In the Netherlands, many had long predicted the collapse of the national team. The Euro qualifying round “definitively took off the Dutch team’s mask,” the Dutch daily De Volkskrant wrote.

“A bitter parody of total football, a pitiful sports team with nothing to do in the finals [of a major tournament],” the newspaper described the once-mighty Dutch team.

This collapse started in the country’s top clubs, like Ajax and PSV Eindhoven. The distance that separates them from Europe’s major sides has grown conspicuously large, for reasons that are not all related to the big financial differences between them and football giants in Spain or England.

The Dutch remain true to their old playing style, based on dominant play, even though it has not brought them success. Meanwhile, their much-hyped youth ranks are failing to deliver top talent. The national team’s performances had hidden these problems until now. However, the players of the Netherlands’ last golden generation, the likes of Van Persie, Sneijder, Robben and Rafael van der Vaart, are approaching the end of their careers. Their successors appear to lack what it takes to step up to the plate with the national team.

Dutch captain Robben feels responsible and wants to contribute to the reconstruction of a successful team.

“My goal is the 2018 World Cup. That is why I continue,” he recently said.

And yet the issue of how long he can actually keep going is wide open, since the Bayern Munich striker’s injuries are as famous as his fantastic dribbling.

It is equally unlikely that other stars like Sneijder and Van Persie can stay much longer, and Schalke forward Klaas-Jan Huntelaar recently evaded the question.

“Well, I don’t know whether this is the end of a generation,” he admitted after the Euro qualifying fiasco.

In Brazil 2014, the Netherlands’ manager at the time, Louis van Gaal, already had to tackle the team’s lack of quality. He could only be successful because he relinquished the side’s trademark, almost sacred, attacking style.

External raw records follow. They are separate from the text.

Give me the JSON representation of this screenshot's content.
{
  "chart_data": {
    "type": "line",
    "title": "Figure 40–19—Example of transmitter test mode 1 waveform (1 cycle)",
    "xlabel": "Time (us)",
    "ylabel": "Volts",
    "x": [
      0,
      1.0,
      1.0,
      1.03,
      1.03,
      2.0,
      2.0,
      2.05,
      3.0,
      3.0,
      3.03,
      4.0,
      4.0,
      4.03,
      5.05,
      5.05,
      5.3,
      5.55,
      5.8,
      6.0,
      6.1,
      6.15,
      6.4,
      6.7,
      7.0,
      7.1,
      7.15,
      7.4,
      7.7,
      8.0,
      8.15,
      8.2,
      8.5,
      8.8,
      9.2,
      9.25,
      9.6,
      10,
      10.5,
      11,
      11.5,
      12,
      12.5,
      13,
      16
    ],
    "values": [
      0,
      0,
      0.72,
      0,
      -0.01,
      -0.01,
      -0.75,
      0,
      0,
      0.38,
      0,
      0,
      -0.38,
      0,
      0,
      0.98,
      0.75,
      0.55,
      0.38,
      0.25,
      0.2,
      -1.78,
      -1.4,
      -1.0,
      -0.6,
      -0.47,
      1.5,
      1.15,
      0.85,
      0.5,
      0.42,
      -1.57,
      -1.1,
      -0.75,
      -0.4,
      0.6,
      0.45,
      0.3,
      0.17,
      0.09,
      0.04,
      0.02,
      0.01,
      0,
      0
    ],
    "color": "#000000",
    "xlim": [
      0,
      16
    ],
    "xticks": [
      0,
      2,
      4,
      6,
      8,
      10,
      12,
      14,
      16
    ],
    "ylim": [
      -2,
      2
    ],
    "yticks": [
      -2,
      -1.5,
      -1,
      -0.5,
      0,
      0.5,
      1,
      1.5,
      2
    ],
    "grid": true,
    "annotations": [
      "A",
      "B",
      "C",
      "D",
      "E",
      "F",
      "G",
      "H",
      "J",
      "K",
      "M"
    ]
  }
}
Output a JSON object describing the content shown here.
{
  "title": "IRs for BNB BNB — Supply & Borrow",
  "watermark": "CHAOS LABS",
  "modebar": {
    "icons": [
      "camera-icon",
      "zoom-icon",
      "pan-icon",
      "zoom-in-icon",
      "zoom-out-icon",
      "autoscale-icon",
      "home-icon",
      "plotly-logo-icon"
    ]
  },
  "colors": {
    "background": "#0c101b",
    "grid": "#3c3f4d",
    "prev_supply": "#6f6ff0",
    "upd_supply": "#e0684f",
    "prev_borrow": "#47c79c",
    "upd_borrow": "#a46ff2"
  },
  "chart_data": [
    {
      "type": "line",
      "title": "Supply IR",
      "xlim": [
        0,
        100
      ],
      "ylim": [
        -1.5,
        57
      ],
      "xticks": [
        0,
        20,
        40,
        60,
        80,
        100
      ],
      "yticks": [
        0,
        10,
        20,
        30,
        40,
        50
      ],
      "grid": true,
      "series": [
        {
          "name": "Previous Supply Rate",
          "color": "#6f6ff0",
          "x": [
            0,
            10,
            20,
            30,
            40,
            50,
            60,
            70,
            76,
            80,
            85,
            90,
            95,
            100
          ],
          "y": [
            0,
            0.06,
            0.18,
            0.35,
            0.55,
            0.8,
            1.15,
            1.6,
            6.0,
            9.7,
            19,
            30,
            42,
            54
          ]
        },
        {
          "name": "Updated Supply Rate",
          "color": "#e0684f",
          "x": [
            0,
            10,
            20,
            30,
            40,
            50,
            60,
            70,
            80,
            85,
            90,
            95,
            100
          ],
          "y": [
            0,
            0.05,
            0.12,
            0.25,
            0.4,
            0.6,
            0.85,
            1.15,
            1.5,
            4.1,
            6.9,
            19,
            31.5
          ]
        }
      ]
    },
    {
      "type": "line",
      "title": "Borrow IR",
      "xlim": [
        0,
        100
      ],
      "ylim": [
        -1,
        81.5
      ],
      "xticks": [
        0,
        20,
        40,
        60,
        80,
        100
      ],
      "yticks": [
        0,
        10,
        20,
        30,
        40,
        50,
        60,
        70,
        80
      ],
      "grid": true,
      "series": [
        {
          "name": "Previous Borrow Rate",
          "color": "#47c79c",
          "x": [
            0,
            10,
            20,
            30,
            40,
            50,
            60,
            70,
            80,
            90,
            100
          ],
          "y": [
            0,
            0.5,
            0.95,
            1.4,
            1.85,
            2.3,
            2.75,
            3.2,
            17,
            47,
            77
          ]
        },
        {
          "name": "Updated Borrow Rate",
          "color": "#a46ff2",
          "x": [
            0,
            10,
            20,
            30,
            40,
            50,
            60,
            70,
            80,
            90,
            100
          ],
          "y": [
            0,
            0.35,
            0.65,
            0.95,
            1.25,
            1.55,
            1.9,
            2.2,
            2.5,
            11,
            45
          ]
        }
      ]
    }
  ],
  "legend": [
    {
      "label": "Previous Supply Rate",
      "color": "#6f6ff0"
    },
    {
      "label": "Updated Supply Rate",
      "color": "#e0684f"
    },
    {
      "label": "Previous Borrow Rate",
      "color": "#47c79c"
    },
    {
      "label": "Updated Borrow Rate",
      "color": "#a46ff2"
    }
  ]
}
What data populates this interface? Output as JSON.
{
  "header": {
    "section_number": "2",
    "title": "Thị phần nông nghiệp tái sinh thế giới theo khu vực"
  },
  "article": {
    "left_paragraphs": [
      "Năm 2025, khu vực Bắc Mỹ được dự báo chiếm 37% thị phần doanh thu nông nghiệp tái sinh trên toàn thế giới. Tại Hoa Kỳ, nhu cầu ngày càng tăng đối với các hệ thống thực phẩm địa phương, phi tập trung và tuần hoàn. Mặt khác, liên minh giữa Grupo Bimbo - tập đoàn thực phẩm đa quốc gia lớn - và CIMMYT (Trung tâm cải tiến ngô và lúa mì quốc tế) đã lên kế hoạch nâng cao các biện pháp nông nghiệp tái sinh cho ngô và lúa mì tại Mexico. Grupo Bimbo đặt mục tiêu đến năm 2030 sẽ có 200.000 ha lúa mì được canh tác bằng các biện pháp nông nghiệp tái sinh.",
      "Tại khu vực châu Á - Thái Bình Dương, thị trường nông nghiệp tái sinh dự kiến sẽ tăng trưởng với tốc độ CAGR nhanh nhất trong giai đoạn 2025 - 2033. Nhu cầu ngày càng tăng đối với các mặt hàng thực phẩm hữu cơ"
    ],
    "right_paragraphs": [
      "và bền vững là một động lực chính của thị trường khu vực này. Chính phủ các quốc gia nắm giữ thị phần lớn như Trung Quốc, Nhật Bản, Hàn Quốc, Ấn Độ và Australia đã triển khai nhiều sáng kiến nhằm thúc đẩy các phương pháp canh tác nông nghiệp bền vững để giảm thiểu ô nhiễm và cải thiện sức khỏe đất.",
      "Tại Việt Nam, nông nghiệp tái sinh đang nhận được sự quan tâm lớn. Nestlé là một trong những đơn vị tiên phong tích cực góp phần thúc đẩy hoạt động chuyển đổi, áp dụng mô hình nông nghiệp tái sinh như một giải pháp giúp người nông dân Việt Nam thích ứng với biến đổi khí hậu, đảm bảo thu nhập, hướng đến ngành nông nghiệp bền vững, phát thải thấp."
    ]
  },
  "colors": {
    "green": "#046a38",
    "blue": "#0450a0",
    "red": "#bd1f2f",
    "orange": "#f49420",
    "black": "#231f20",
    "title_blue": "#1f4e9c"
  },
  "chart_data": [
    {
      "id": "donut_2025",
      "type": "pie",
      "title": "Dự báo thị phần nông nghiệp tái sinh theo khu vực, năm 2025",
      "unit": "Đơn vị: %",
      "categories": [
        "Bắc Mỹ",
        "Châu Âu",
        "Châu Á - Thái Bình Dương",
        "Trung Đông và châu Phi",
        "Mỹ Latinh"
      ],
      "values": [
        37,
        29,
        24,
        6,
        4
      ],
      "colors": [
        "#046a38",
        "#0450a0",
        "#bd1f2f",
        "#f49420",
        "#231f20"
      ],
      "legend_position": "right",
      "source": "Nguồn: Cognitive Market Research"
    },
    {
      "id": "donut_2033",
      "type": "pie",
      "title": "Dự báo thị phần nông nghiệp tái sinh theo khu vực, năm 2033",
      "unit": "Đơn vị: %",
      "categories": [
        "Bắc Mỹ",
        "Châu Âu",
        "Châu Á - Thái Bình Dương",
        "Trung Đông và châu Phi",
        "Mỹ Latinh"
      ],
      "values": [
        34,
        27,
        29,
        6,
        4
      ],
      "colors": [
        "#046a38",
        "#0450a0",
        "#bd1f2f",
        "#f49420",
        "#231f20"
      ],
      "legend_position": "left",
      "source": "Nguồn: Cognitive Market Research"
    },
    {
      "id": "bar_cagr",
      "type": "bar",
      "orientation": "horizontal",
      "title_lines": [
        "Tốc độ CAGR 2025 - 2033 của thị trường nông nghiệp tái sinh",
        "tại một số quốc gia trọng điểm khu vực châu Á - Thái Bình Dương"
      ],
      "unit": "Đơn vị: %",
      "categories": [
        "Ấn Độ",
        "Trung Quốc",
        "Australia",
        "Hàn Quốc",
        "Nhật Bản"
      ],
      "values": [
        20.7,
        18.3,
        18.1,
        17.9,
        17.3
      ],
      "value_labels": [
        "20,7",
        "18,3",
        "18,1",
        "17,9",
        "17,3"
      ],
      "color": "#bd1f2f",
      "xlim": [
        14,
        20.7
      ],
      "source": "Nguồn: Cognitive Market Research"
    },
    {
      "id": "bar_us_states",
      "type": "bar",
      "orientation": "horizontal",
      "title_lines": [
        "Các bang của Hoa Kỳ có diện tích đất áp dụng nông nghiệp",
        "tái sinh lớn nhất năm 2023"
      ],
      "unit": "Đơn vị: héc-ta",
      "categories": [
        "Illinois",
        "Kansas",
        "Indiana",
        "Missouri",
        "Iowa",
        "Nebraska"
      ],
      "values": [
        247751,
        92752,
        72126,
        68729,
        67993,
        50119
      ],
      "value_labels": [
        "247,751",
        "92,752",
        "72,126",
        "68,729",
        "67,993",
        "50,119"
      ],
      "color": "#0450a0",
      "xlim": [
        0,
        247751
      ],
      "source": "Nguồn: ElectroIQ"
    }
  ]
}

And yet even Van Gaal’s defensive alternative only worked for a while. His successors, first Guus Hiddink and, after his early dismissal, Danny Blind, brought back the Netherlands’ classic tactics, but the consequences were disastrous: the Dutch are set to miss the Euros for the first time since 1984.

Experts call for a completely new beginning. For many, that should include changes in the squad, on the bench and at the national federation. The federation, however, will have none of that, and the hapless Blind is set to stay on for the World Cup qualifying round.

“We need to build,” said federation secretary-general Bert van Oostveen.

“We need to look ahead,” Blind noted.

The new beginning has so far failed to emerge, and the national team’s future still looks black. The Dutch face several major problems, according to De Volkskrant.

“Football, coaching, resistance, rival forces, technique, creativity, everything really,” the daily listed the issues.

All that can hardly be solved by the start of qualifying for Russia 2018, and it remains most uncertain whether the Netherlands can earn a World Cup berth in a group that holds among others France and Sweden.

“Get ready for the possibility that the Netherlands only return to a major tournament in 2020,” the Dutch daily Algemeen Dagblad warned.